Based on pharmacokinetic data which demonstrate significantly increased plasma concentrations of losartan and its active metabolite in cirrhotic patients after administration of COZAAR (losartan potassium), a lower dose should be considered for patients with hepatic impairment, or a history of hepatic impairment (see Dosage and Administration).
Thiazides should be used with caution in patients with impaired hepatic function or progressive liver disease, since minor alterations of fluid and electrolyte balance may precipitate hepatic coma.
HYZAAR has not been studied in children, therefore use in this age group is not recommended.
It is not known whether losartan or its active metabolite are excreted in human milk, but significant levels of both of these compounds have been found in the milk of lactating rats. Thiazides appear in human milk. Because many drugs are excreted in human milk and because of their potential for affecting the nursing infant adversely, a decision should be made whether to discontinue nursing or discontinue the drug, taking into account the importance of the drug to the mother.
Storage and Stability
Store at room temperature (15-30°C). Keep container tightly closed. Protect from light.
Action and Clinical Pharmacology
HYZAAR combines the actions of losartan potassium, an angiotensin II receptor antagonist, and that of a thiazide diuretic, hydrochlorothiazide.
The components of HYZAAR have been shown to have an additive effect on blood pressure reduction, reducing blood pressure to a greater degree than either component alone.
The antihypertensive effect of HYZAAR is sustained for a 24-hour period. In clinical studies of at least one year's duration, the antihypertensive effect was maintained with continued therapy. Despite the significant decrease in blood pressure, administration of HYZAAR had no clinically significant effect on heart rate.

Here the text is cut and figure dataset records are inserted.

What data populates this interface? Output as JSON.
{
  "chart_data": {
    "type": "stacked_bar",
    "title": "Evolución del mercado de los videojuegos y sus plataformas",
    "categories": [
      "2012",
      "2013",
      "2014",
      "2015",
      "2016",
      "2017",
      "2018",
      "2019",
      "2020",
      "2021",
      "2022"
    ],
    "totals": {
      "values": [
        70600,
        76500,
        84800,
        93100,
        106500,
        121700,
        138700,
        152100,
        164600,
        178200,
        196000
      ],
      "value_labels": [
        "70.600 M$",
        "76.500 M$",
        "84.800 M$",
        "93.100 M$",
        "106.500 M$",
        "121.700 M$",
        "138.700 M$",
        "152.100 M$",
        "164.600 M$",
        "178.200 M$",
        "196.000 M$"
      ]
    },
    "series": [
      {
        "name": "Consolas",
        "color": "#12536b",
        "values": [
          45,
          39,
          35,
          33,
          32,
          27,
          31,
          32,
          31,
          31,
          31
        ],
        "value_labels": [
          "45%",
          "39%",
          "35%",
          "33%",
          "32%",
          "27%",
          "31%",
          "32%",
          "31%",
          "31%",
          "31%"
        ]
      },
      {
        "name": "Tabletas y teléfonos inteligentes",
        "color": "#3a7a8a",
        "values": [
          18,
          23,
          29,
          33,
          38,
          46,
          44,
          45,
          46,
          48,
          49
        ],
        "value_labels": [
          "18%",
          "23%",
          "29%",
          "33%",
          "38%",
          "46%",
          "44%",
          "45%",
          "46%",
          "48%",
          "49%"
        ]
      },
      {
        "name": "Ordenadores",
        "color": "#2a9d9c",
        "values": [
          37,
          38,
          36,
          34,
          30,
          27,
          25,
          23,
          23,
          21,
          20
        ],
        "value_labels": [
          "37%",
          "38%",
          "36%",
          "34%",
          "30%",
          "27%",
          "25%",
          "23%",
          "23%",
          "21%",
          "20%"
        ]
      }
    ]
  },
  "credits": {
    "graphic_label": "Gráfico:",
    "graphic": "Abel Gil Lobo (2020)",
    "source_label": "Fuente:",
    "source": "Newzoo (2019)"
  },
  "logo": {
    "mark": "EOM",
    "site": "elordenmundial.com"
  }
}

Hydrochlorothiazide is eliminated rapidly by the kidney. The plasma half-life is 5.6-14.8 hours when the plasma levels can be followed for at least 24 hours. At least 61% of the oral dose is eliminated unchanged within 24 hours.
The terminal half-life of losartan itself is about 2 hours, and that of the active metabolite, about 6-9 hours. The pharmacokinetics of losartan and this metabolite are linear with oral losartan doses up to 200 mg and do not change over time. Neither losartan nor its metabolite accumulate in plasma upon repeated once-daily administration.

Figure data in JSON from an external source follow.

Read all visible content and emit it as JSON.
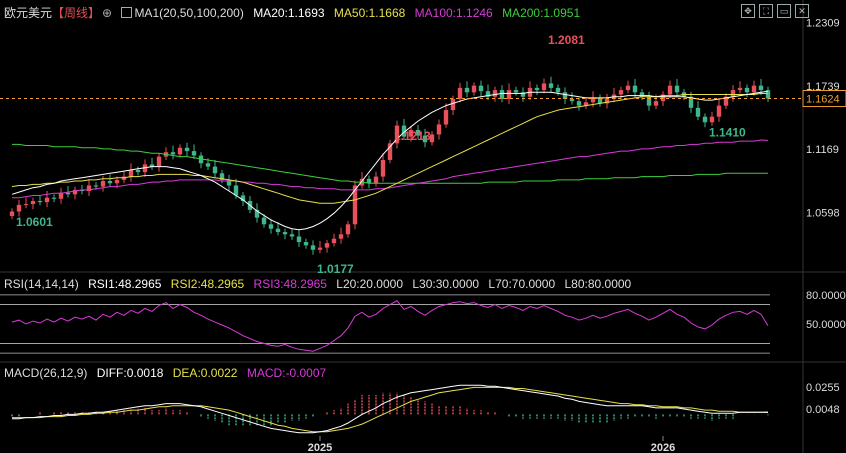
{
  "header": {
    "symbol": "欧元美元",
    "period": "【周线】",
    "ma_indicator": "MA1(20,50,100,200)",
    "ma20": "MA20:1.1693",
    "ma50": "MA50:1.1668",
    "ma100": "MA100:1.1246",
    "ma200": "MA200:1.0951"
  },
  "rsi_header": {
    "name": "RSI(14,14,14)",
    "rsi1": "RSI1:48.2965",
    "rsi2": "RSI2:48.2965",
    "rsi3": "RSI3:48.2965",
    "l20": "L20:20.0000",
    "l30": "L30:30.0000",
    "l70": "L70:70.0000",
    "l80": "L80:80.0000"
  },
  "macd_header": {
    "name": "MACD(26,12,9)",
    "diff": "DIFF:0.0018",
    "dea": "DEA:0.0022",
    "macd": "MACD:-0.0007"
  },
  "colors": {
    "up": "#e8505b",
    "down": "#3fb68b",
    "ma20": "#ffffff",
    "ma50": "#e6e04a",
    "ma100": "#d93ad9",
    "ma200": "#3ecf3e",
    "rsi": "#d93ad9",
    "diff": "#ffffff",
    "dea": "#e6e04a",
    "current_price": "#f0a030"
  },
  "chart_data": [
    {
      "type": "candlestick",
      "title": "欧元美元【周线】",
      "y_ticks": [
        1.2309,
        1.1739,
        1.1169,
        1.0598
      ],
      "ylim": [
        1.015,
        1.235
      ],
      "x_ticks": [
        "2025",
        "2026"
      ],
      "current_price": 1.1624,
      "annotations": [
        {
          "text": "1.2081",
          "value": 1.2081,
          "kind": "high"
        },
        {
          "text": "1.1213",
          "value": 1.1213,
          "kind": "high"
        },
        {
          "text": "1.1410",
          "value": 1.141,
          "kind": "low"
        },
        {
          "text": "1.0601",
          "value": 1.0601,
          "kind": "low"
        },
        {
          "text": "1.0177",
          "value": 1.0177,
          "kind": "low"
        }
      ],
      "close": [
        1.0605,
        1.0665,
        1.0672,
        1.07,
        1.069,
        1.073,
        1.072,
        1.0775,
        1.076,
        1.08,
        1.079,
        1.084,
        1.083,
        1.088,
        1.086,
        1.089,
        1.092,
        1.098,
        1.096,
        1.103,
        1.101,
        1.11,
        1.114,
        1.112,
        1.118,
        1.115,
        1.111,
        1.104,
        1.101,
        1.095,
        1.089,
        1.084,
        1.075,
        1.07,
        1.062,
        1.055,
        1.049,
        1.045,
        1.042,
        1.04,
        1.038,
        1.033,
        1.03,
        1.026,
        1.028,
        1.032,
        1.036,
        1.04,
        1.049,
        1.084,
        1.09,
        1.086,
        1.092,
        1.107,
        1.122,
        1.138,
        1.128,
        1.134,
        1.129,
        1.123,
        1.13,
        1.139,
        1.152,
        1.162,
        1.172,
        1.168,
        1.174,
        1.169,
        1.164,
        1.17,
        1.162,
        1.17,
        1.168,
        1.164,
        1.172,
        1.17,
        1.176,
        1.172,
        1.168,
        1.162,
        1.16,
        1.156,
        1.159,
        1.163,
        1.158,
        1.162,
        1.166,
        1.17,
        1.174,
        1.168,
        1.164,
        1.156,
        1.16,
        1.166,
        1.174,
        1.168,
        1.164,
        1.154,
        1.146,
        1.141,
        1.146,
        1.156,
        1.164,
        1.17,
        1.172,
        1.168,
        1.174,
        1.17,
        1.1624
      ],
      "ma20": [
        1.076,
        1.078,
        1.08,
        1.082,
        1.083,
        1.085,
        1.086,
        1.088,
        1.089,
        1.09,
        1.091,
        1.092,
        1.093,
        1.094,
        1.095,
        1.096,
        1.097,
        1.098,
        1.099,
        1.1,
        1.101,
        1.101,
        1.101,
        1.1,
        1.099,
        1.097,
        1.095,
        1.093,
        1.09,
        1.087,
        1.083,
        1.079,
        1.075,
        1.071,
        1.066,
        1.061,
        1.057,
        1.053,
        1.05,
        1.047,
        1.045,
        1.044,
        1.045,
        1.047,
        1.05,
        1.054,
        1.059,
        1.065,
        1.072,
        1.08,
        1.088,
        1.096,
        1.104,
        1.112,
        1.119,
        1.126,
        1.132,
        1.137,
        1.142,
        1.146,
        1.15,
        1.153,
        1.156,
        1.158,
        1.16,
        1.162,
        1.163,
        1.164,
        1.165,
        1.166,
        1.167,
        1.167,
        1.167,
        1.167,
        1.168,
        1.168,
        1.168,
        1.168,
        1.167,
        1.166,
        1.165,
        1.164,
        1.163,
        1.163,
        1.163,
        1.163,
        1.164,
        1.164,
        1.165,
        1.165,
        1.165,
        1.165,
        1.164,
        1.164,
        1.164,
        1.164,
        1.164,
        1.163,
        1.162,
        1.161,
        1.161,
        1.162,
        1.163,
        1.164,
        1.165,
        1.166,
        1.167,
        1.168,
        1.169
      ],
      "ma50": [
        1.083,
        1.084,
        1.084,
        1.085,
        1.085,
        1.086,
        1.086,
        1.087,
        1.087,
        1.088,
        1.088,
        1.089,
        1.089,
        1.09,
        1.09,
        1.091,
        1.091,
        1.092,
        1.092,
        1.093,
        1.093,
        1.094,
        1.094,
        1.094,
        1.094,
        1.094,
        1.093,
        1.093,
        1.092,
        1.091,
        1.09,
        1.089,
        1.088,
        1.087,
        1.085,
        1.083,
        1.081,
        1.079,
        1.077,
        1.075,
        1.073,
        1.071,
        1.07,
        1.069,
        1.068,
        1.068,
        1.068,
        1.069,
        1.07,
        1.071,
        1.073,
        1.075,
        1.077,
        1.08,
        1.083,
        1.086,
        1.089,
        1.092,
        1.095,
        1.098,
        1.101,
        1.104,
        1.107,
        1.11,
        1.113,
        1.116,
        1.119,
        1.122,
        1.125,
        1.128,
        1.131,
        1.134,
        1.137,
        1.14,
        1.143,
        1.146,
        1.148,
        1.15,
        1.152,
        1.153,
        1.154,
        1.155,
        1.156,
        1.157,
        1.158,
        1.159,
        1.16,
        1.161,
        1.162,
        1.163,
        1.164,
        1.164,
        1.164,
        1.165,
        1.165,
        1.165,
        1.166,
        1.166,
        1.166,
        1.166,
        1.166,
        1.166,
        1.166,
        1.166,
        1.166,
        1.166,
        1.166,
        1.167,
        1.1668
      ],
      "ma100": [
        1.073,
        1.073,
        1.074,
        1.075,
        1.075,
        1.076,
        1.077,
        1.077,
        1.078,
        1.079,
        1.08,
        1.08,
        1.081,
        1.082,
        1.083,
        1.083,
        1.084,
        1.085,
        1.085,
        1.086,
        1.087,
        1.087,
        1.088,
        1.088,
        1.089,
        1.089,
        1.089,
        1.089,
        1.089,
        1.089,
        1.088,
        1.088,
        1.088,
        1.087,
        1.087,
        1.086,
        1.086,
        1.085,
        1.085,
        1.084,
        1.083,
        1.083,
        1.082,
        1.082,
        1.081,
        1.081,
        1.081,
        1.08,
        1.08,
        1.08,
        1.08,
        1.08,
        1.081,
        1.081,
        1.082,
        1.083,
        1.084,
        1.085,
        1.086,
        1.087,
        1.088,
        1.089,
        1.09,
        1.092,
        1.093,
        1.094,
        1.095,
        1.096,
        1.097,
        1.098,
        1.099,
        1.1,
        1.101,
        1.102,
        1.103,
        1.104,
        1.105,
        1.106,
        1.107,
        1.108,
        1.109,
        1.11,
        1.11,
        1.111,
        1.112,
        1.113,
        1.114,
        1.115,
        1.115,
        1.116,
        1.117,
        1.117,
        1.118,
        1.119,
        1.119,
        1.12,
        1.12,
        1.121,
        1.121,
        1.122,
        1.122,
        1.123,
        1.123,
        1.123,
        1.124,
        1.124,
        1.124,
        1.125,
        1.1246
      ],
      "ma200": [
        1.121,
        1.121,
        1.12,
        1.12,
        1.12,
        1.12,
        1.119,
        1.119,
        1.119,
        1.119,
        1.118,
        1.118,
        1.118,
        1.117,
        1.117,
        1.116,
        1.116,
        1.115,
        1.115,
        1.114,
        1.113,
        1.113,
        1.112,
        1.111,
        1.11,
        1.11,
        1.109,
        1.108,
        1.107,
        1.106,
        1.105,
        1.104,
        1.103,
        1.102,
        1.101,
        1.1,
        1.099,
        1.098,
        1.097,
        1.096,
        1.095,
        1.094,
        1.093,
        1.092,
        1.091,
        1.09,
        1.089,
        1.088,
        1.088,
        1.087,
        1.087,
        1.086,
        1.086,
        1.086,
        1.086,
        1.086,
        1.086,
        1.086,
        1.086,
        1.086,
        1.086,
        1.086,
        1.086,
        1.086,
        1.086,
        1.086,
        1.086,
        1.086,
        1.087,
        1.087,
        1.087,
        1.087,
        1.087,
        1.088,
        1.088,
        1.088,
        1.088,
        1.088,
        1.089,
        1.089,
        1.089,
        1.089,
        1.09,
        1.09,
        1.09,
        1.09,
        1.091,
        1.091,
        1.091,
        1.091,
        1.092,
        1.092,
        1.092,
        1.092,
        1.093,
        1.093,
        1.093,
        1.093,
        1.094,
        1.094,
        1.094,
        1.094,
        1.095,
        1.095,
        1.095,
        1.095,
        1.095,
        1.095,
        1.0951
      ]
    },
    {
      "type": "line",
      "title": "RSI(14,14,14)",
      "y_ticks": [
        80.0,
        50.0
      ],
      "ylim": [
        15,
        85
      ],
      "reference_lines": [
        20,
        30,
        70,
        80
      ],
      "rsi": [
        52,
        54,
        50,
        53,
        51,
        55,
        52,
        56,
        53,
        57,
        55,
        58,
        54,
        60,
        57,
        62,
        59,
        64,
        61,
        66,
        63,
        69,
        72,
        66,
        70,
        67,
        62,
        59,
        55,
        52,
        49,
        46,
        42,
        38,
        35,
        32,
        30,
        28,
        27,
        29,
        26,
        24,
        23,
        22,
        25,
        28,
        33,
        38,
        46,
        58,
        62,
        57,
        60,
        66,
        70,
        74,
        65,
        68,
        63,
        59,
        64,
        68,
        70,
        72,
        73,
        71,
        72,
        69,
        67,
        70,
        66,
        69,
        67,
        64,
        68,
        66,
        69,
        66,
        63,
        59,
        57,
        54,
        56,
        59,
        56,
        58,
        61,
        63,
        65,
        61,
        58,
        54,
        57,
        61,
        65,
        60,
        57,
        51,
        47,
        45,
        49,
        55,
        59,
        62,
        63,
        60,
        64,
        60,
        48.3
      ]
    },
    {
      "type": "bar+line",
      "title": "MACD(26,12,9)",
      "y_ticks": [
        0.0255,
        0.0048
      ],
      "ylim": [
        -0.02,
        0.03
      ],
      "x_ticks": [
        "2025",
        "2026"
      ],
      "diff": [
        -0.004,
        -0.004,
        -0.003,
        -0.003,
        -0.002,
        -0.002,
        -0.001,
        -0.001,
        0.0,
        0.0,
        0.001,
        0.001,
        0.002,
        0.002,
        0.003,
        0.004,
        0.005,
        0.006,
        0.007,
        0.008,
        0.008,
        0.009,
        0.01,
        0.01,
        0.01,
        0.009,
        0.008,
        0.007,
        0.005,
        0.003,
        0.001,
        -0.001,
        -0.003,
        -0.005,
        -0.007,
        -0.009,
        -0.011,
        -0.013,
        -0.014,
        -0.015,
        -0.016,
        -0.017,
        -0.017,
        -0.017,
        -0.016,
        -0.015,
        -0.013,
        -0.011,
        -0.008,
        -0.004,
        0.0,
        0.003,
        0.006,
        0.01,
        0.013,
        0.016,
        0.018,
        0.02,
        0.021,
        0.022,
        0.023,
        0.024,
        0.025,
        0.026,
        0.027,
        0.027,
        0.027,
        0.027,
        0.026,
        0.026,
        0.025,
        0.024,
        0.023,
        0.022,
        0.021,
        0.02,
        0.019,
        0.018,
        0.017,
        0.015,
        0.014,
        0.012,
        0.011,
        0.01,
        0.009,
        0.008,
        0.008,
        0.008,
        0.008,
        0.008,
        0.008,
        0.007,
        0.006,
        0.006,
        0.006,
        0.006,
        0.005,
        0.004,
        0.003,
        0.002,
        0.001,
        0.001,
        0.001,
        0.001,
        0.002,
        0.002,
        0.002,
        0.002,
        0.0018
      ],
      "dea": [
        -0.003,
        -0.003,
        -0.003,
        -0.003,
        -0.003,
        -0.002,
        -0.002,
        -0.002,
        -0.001,
        -0.001,
        0.0,
        0.0,
        0.001,
        0.001,
        0.002,
        0.002,
        0.003,
        0.004,
        0.004,
        0.005,
        0.006,
        0.007,
        0.007,
        0.008,
        0.008,
        0.008,
        0.008,
        0.008,
        0.007,
        0.006,
        0.005,
        0.004,
        0.002,
        0.0,
        -0.002,
        -0.004,
        -0.006,
        -0.008,
        -0.01,
        -0.011,
        -0.013,
        -0.014,
        -0.015,
        -0.016,
        -0.016,
        -0.016,
        -0.015,
        -0.014,
        -0.013,
        -0.011,
        -0.009,
        -0.006,
        -0.003,
        0.0,
        0.003,
        0.006,
        0.009,
        0.012,
        0.014,
        0.016,
        0.018,
        0.02,
        0.021,
        0.022,
        0.023,
        0.024,
        0.025,
        0.025,
        0.025,
        0.025,
        0.025,
        0.025,
        0.024,
        0.024,
        0.023,
        0.022,
        0.021,
        0.02,
        0.019,
        0.018,
        0.017,
        0.016,
        0.015,
        0.014,
        0.013,
        0.012,
        0.011,
        0.01,
        0.01,
        0.009,
        0.009,
        0.008,
        0.008,
        0.007,
        0.007,
        0.007,
        0.006,
        0.006,
        0.005,
        0.004,
        0.004,
        0.003,
        0.003,
        0.003,
        0.002,
        0.002,
        0.002,
        0.002,
        0.0022
      ]
    }
  ]
}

Total plasma clearance of losartan is about 600 mL/min, with about 75 mL/min accounted for by renal clearance. Total plasma clearance of the active metabolite is about 50 mL/min, with about 25 mL/min accounted for by renal clearance. Both biliary and urinary excretion contribute substantially to the elimination of losartan and its metabolites.
Following oral 14C-labeled losartan, about 35% of radioactivity is recovered in the urine and about 60% in the feces. Following an intravenous dose of 14C-labeled losartan, about 45% of radioactivity is recovered in the urine and 50% in the feces.
Contraindications
Patients who are hypersensitive to this drug or to any ingredient in the formulation. For a complete listing, see Dosage Forms, Composition and Packaging.
Because of the hydrochlorothiazide component, HYZAAR is also contraindicated in patients with anuria, and in patients who are hypersensitive to other sulfonamide-derived drugs.